The address of Ven. Archdeacon Beamish was full of feelings expressing respect for the dead and the greatest sympathy for the bereaved relatives. The consolation of God¹s promises was held out to the bereaved in the certainty of a better life beyond and the resurrection. The great heart of the Man Of Sorrows which held sympathy for all suffering and sorrow was pictured by the speaker with special reference to the Savior¹s love for children. “Jesus Wept” at the tomb of Lazarus, in the Garden of Gethsemane, and shed bitter tears over the impending fate of Jerusalem. A tender, loving Savior who doeth all things well and to whom the souls of those who perished in the storm can safely be entrusted.

The rector’s address was most fitting and he urged all to so pattern their lives that whether the summons comes quickly or slowly no apprehension need be felt of a glorious awakening in the Better land. The drowning of the seven little children in the wreck of the Marsh was perhaps its saddest feature, making particularly appropriate the selection of the hymn “Perfect Jewels” which was sung with deep sympathy and tender feeling by the congregation inspired by the sad circumstances.

Little children, little children,
Who live their Redeemer,
Are the jewels precious jewels,
His love and His own,
Like the stars of the morning.
His bright crown adorning,
They shall shine in their beauty,
Bright stars for His crown.

Toronto Globe Tuesday, August 21, 1917 #

A body thought to be that of Mrs. J. W. Smith or Mrs. Neil McLellan, two of the women lost by the foundering of the schooner GEORGE A. MARSH on the 8th. inst. was found floating near Rockwood Hospital shore this morning, so far the body has not been identified.

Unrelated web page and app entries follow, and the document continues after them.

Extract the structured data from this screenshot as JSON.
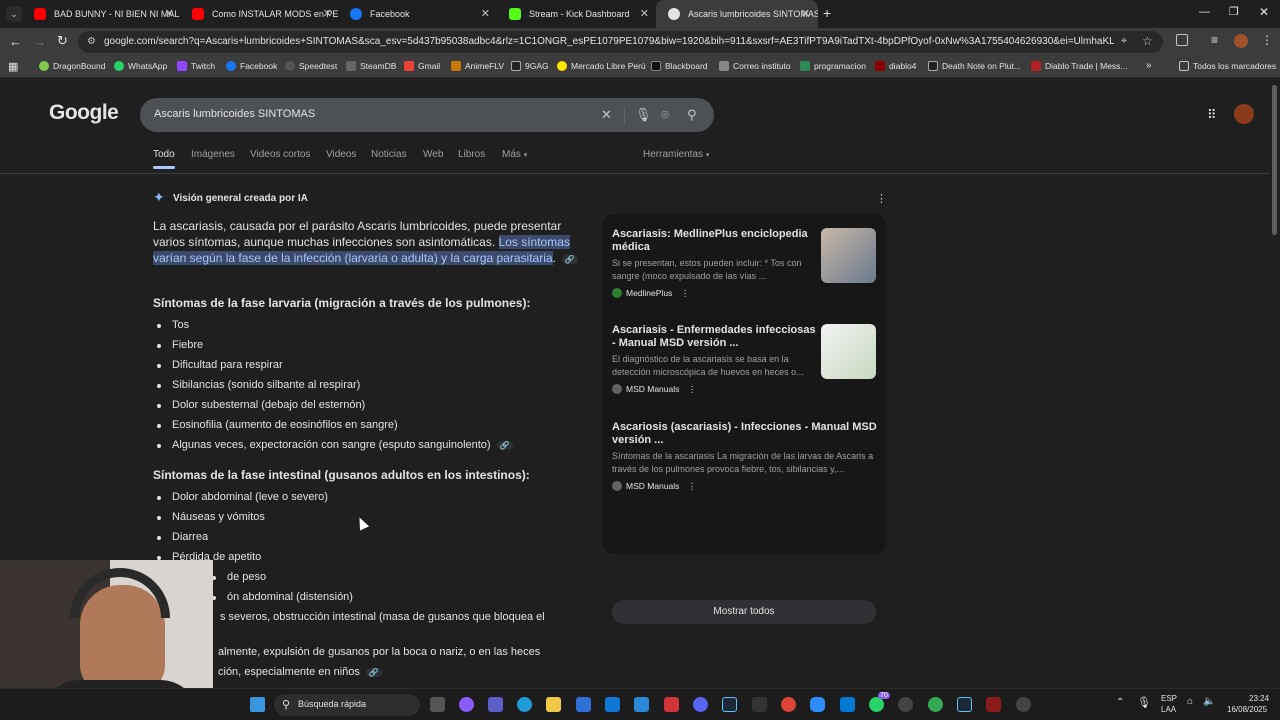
{
  "tabs": [
    {
      "label": "BAD BUNNY - NI BIEN NI MAL",
      "color": "#ff0000"
    },
    {
      "label": "Como INSTALAR MODS en PE",
      "color": "#ff0000"
    },
    {
      "label": "Facebook",
      "color": "#1877f2"
    },
    {
      "label": "Stream - Kick Dashboard",
      "color": "#53fc18"
    },
    {
      "label": "Ascaris lumbricoides SINTOMAS",
      "color": "#e3e3e3"
    }
  ],
  "url": "google.com/search?q=Ascaris+lumbricoides+SINTOMAS&sca_esv=5d437b95038adbc4&rlz=1C1ONGR_esPE1079PE1079&biw=1920&bih=911&sxsrf=AE3TifPT9A9iTadTXt-4bpDPfOyof-0xNw%3A1755404626930&ei=UlmhaKLJOJWYwbkPqcHls...",
  "bookmarks": [
    "DragonBound",
    "WhatsApp",
    "Twitch",
    "Facebook",
    "Speedtest",
    "SteamDB",
    "Gmail",
    "AnimeFLV",
    "9GAG",
    "Mercado Libre Perú",
    "Blackboard",
    "Correo instituto",
    "programacion",
    "diablo4",
    "Death Note on Plut...",
    "Diablo Trade | Mess...",
    "Todos los marcadores"
  ],
  "google": {
    "logo": "Google",
    "query": "Ascaris lumbricoides SINTOMAS"
  },
  "nav": {
    "tabs": [
      "Todo",
      "Imágenes",
      "Videos cortos",
      "Videos",
      "Noticias",
      "Web",
      "Libros",
      "Más"
    ],
    "tools": "Herramientas"
  },
  "ai": {
    "header": "Visión general creada por IA",
    "intro": "La ascariasis, causada por el parásito Ascaris lumbricoides, puede presentar varios síntomas, aunque muchas infecciones son asintomáticas. ",
    "highlight": "Los síntomas varían según la fase de la infección (larvaria o adulta) y la carga parasitaria",
    "s1_title": "Síntomas de la fase larvaria (migración a través de los pulmones):",
    "s1": [
      "Tos",
      "Fiebre",
      "Dificultad para respirar",
      "Sibilancias (sonido silbante al respirar)",
      "Dolor subesternal (debajo del esternón)",
      "Eosinofilia (aumento de eosinófilos en sangre)",
      "Algunas veces, expectoración con sangre (esputo sanguinolento)"
    ],
    "s2_title": "Síntomas de la fase intestinal (gusanos adultos en los intestinos):",
    "s2": [
      "Dolor abdominal (leve o severo)",
      "Náuseas y vómitos",
      "Diarrea",
      "Pérdida de apetito",
      "de peso",
      "ón abdominal (distensión)",
      "s severos, obstrucción intestinal (masa de gusanos que bloquea el",
      "almente, expulsión de gusanos por la boca o nariz, o en las heces",
      "ción, especialmente en niños"
    ]
  },
  "sources": [
    {
      "title": "Ascariasis: MedlinePlus enciclopedia médica",
      "snippet": "Si se presentan, estos pueden incluir: * Tos con sangre (moco expulsado de las vías ...",
      "source": "MedlinePlus"
    },
    {
      "title": "Ascariasis - Enfermedades infecciosas - Manual MSD versión ...",
      "snippet": "El diagnóstico de la ascariasis se basa en la detección microscópica de huevos en heces o...",
      "source": "MSD Manuals"
    },
    {
      "title": "Ascariosis (ascariasis) - Infecciones - Manual MSD versión ...",
      "snippet": "Síntomas de la ascariasis La migración de las larvas de Ascaris a través de los pulmones provoca fiebre, tos, sibilancias y,...",
      "source": "MSD Manuals"
    }
  ],
  "show_all": "Mostrar todos",
  "taskbar": {
    "search": "Búsqueda rápida",
    "lang": "ESP",
    "lang2": "LAA",
    "time": "23:24",
    "date": "16/08/2025",
    "badge": "70"
  }
}
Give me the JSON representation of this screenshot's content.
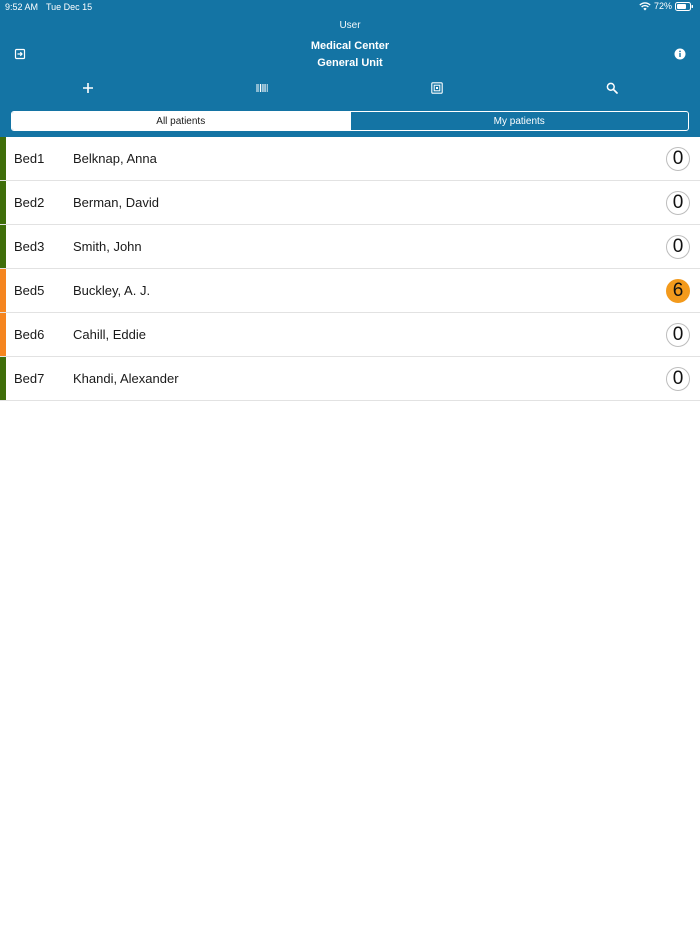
{
  "status_bar": {
    "time": "9:52 AM",
    "date": "Tue Dec 15",
    "battery": "72%"
  },
  "header": {
    "user": "User",
    "facility": "Medical Center",
    "unit": "General Unit"
  },
  "toolbar": {
    "icons": [
      "logout-icon",
      "info-icon",
      "plus-icon",
      "barcode-icon",
      "scan-icon",
      "search-icon"
    ]
  },
  "tabs": {
    "all": "All patients",
    "mine": "My patients"
  },
  "colors": {
    "header": "#1474a4",
    "status_ok": "#3f6e0a",
    "status_warning": "#f5851f",
    "badge_alert": "#f39a1c"
  },
  "patients": [
    {
      "bed": "Bed1",
      "name": "Belknap, Anna",
      "count": "0",
      "status": "ok"
    },
    {
      "bed": "Bed2",
      "name": "Berman, David",
      "count": "0",
      "status": "ok"
    },
    {
      "bed": "Bed3",
      "name": "Smith, John",
      "count": "0",
      "status": "ok"
    },
    {
      "bed": "Bed5",
      "name": "Buckley, A. J.",
      "count": "6",
      "status": "warning"
    },
    {
      "bed": "Bed6",
      "name": "Cahill, Eddie",
      "count": "0",
      "status": "warning"
    },
    {
      "bed": "Bed7",
      "name": "Khandi, Alexander",
      "count": "0",
      "status": "ok"
    }
  ]
}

Photo Gallery 2000 James Pate CC #

Kingston Whig-Standard (Kingston, ON), Nov. 16, 1967 #

50 Years Ago He talked to Survivors of Wreck

An 86-year-old Bath district man, George H. Gurren, talked 50 years ago to two of the survivors of the freighter George A. Marsh which sank near Pidgeon Island, about four miles south of Amherst Island in 1917.

Reading the recent Whig-Standard account of the discovery, off Amherst Island, of the hull of a ship thought to be the Marsh, he recalled in a letter to his newspaper his experiences connected with the sinking of the ship.

“On that day,”he relates, “I had taken a spring-wagon load of grain tot he Bob Rickey grist mill at a point near where the Amherst Islander lands on her daily trip across the bay.”

Although farming west of Bath, he had also been appointed fish and game overseer for local waters south of Amherst Island and the Upper Gap.

As he uploaded his wagon, a boat, operated by ne of the fishermen in his jurisdiction, landed with two survivors of the wreck.

Mr. Gurren drove the survivors to Ernestown Station where he bought them train tickets to Belleville, where their homes were. On their way, they told Mr. Gurren their story.

Mr. Gurren explained: “The sailors told me that the Marsh, a three-masted ship, was coming down lake Ontario with a load of coal for Kingston, and during a heavy gale and high seas, she spring a leak. Capt. Smith told the crew to man the two pumps and if they could keep her afloat long enough, he would beach her on Pidgeon Island.

“The two were placed on a pump near the forecastle. After a period of time, the one sailor said to his mate, “Bill, I guess we’ve had it as the deck was then covered with water.

“One of them slipped into the forecastle room, grabbed a long plug of chewing tobacco and helped launch the boats. The boats did not survive the huge waves. As the captain and mate had their families aboard for a trip, it may be that the yawls were overloaded.

“Later, the two survivors were able to get astride an overturned boat. They said they were able to save one of the girls and kept her with them until near daylight. But then unable to hold her longer, they had to ‘sit there and see her float away.

“When I asked one of the survivors how they were able to keep up their courage,: writes Mr. Gurren, “He told me that the tobacco was taken in chaws’ and from time to time he passed it to his pal and that ‘sorta kept our spirits up.